We then evaluated the expressivity of pFila in different mammalian systems. As presented in Figure 2a, luminescence of pFila was reported in a wide linear range when transfected into human-, mouse- and monkey-sourced cell lines at gradient amounts, indicating that pFila consistently produces luciferases in vivo. This also implies that the ordered assembly of Fluc and Rluc luciferase genes in pRL-TK plasmid does not interfere with their individual expression. Next, the applicability and reproducibility of pFila were examined by recapitulating the regulation of human miR16-1 and its known target CCNE1 (Wang et al. 2009). miR16-1 mimics down-regulated the Rluc activity fused with wild-type CCNE1 3’UTR but not a mutant 3’UTR (Figure 2b); the latter carried altered residues that were introduced in the miR16-1 “seed-pairing” recognition site (Figure 2b). This observation perfectly photocopied the result that was achieved by traditional dual reporter assay (Figure 2b), indicating that pFila as a more convenient reporter is fully applicable to miRNA functional analysis. Finally, we applied pFila carrying the wild-type and mutant 3’TUR of CCNE1 to assessing the blockage efficiency of endogenous miR16-1. 2’-O-methylated anti-miRNA-16-1 RNA oligo was transfected by four types of transfection reagents, i.e. Lipofectamine2000, RNAiMAX, Fugene, Sofast. Inhibition efficacy of endogenous miR16-1 varied, of which RNAiMAX achieved the most potent blocking effect. This assay implies that pFila is a sensitive miRNA biosensor to reflect the level of functional miRNAs. It also suggests that the choice of delivery method is an important determinant when conducting loss-of-function analysis of miRNAs.
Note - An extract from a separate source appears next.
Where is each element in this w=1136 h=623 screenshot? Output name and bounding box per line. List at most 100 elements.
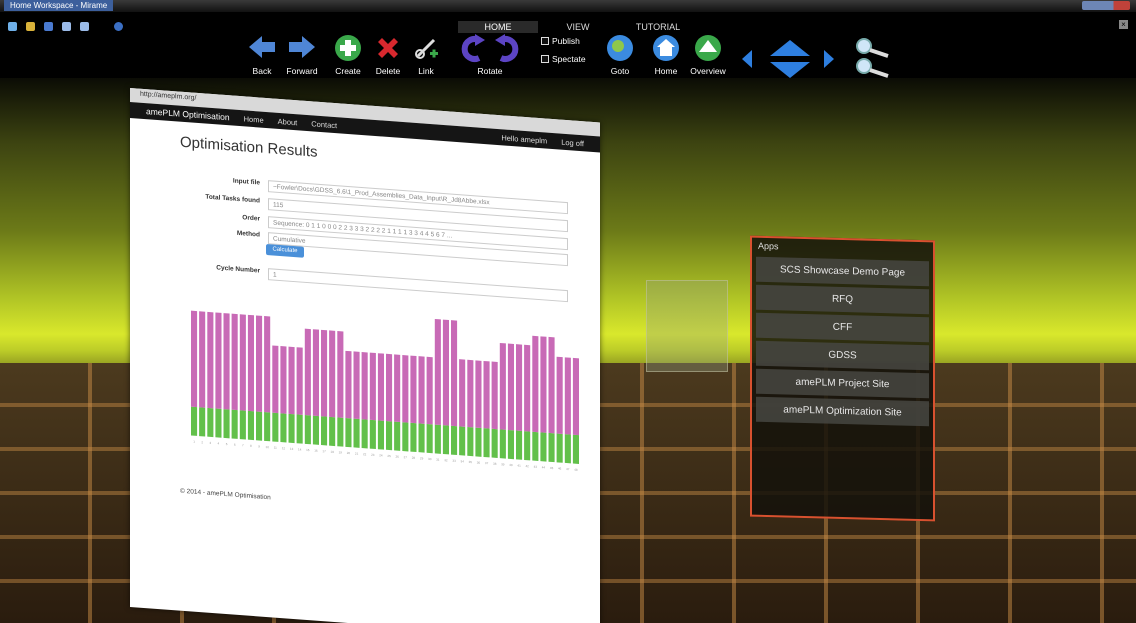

In summary, we have successfully engineered a novel dual luciferase plasmid that incorporated Fluc and Rluc genes in a single vector, allowing the simultaneous expression of both luciferase genes. This improvement maintains comparable reproducibility but minimizes the time and labor required in conventional dual luciferase protocol. Furthermore, several lines of evidence were presented to demonstrate its application in miRNA functional analysis. These results indicate that pFila will find its wide application in the screening, identification and validation of miRNA with its potential mRNA targets.
We appreciated the technical assistance from Cell Signaling Lab of Wuhan University.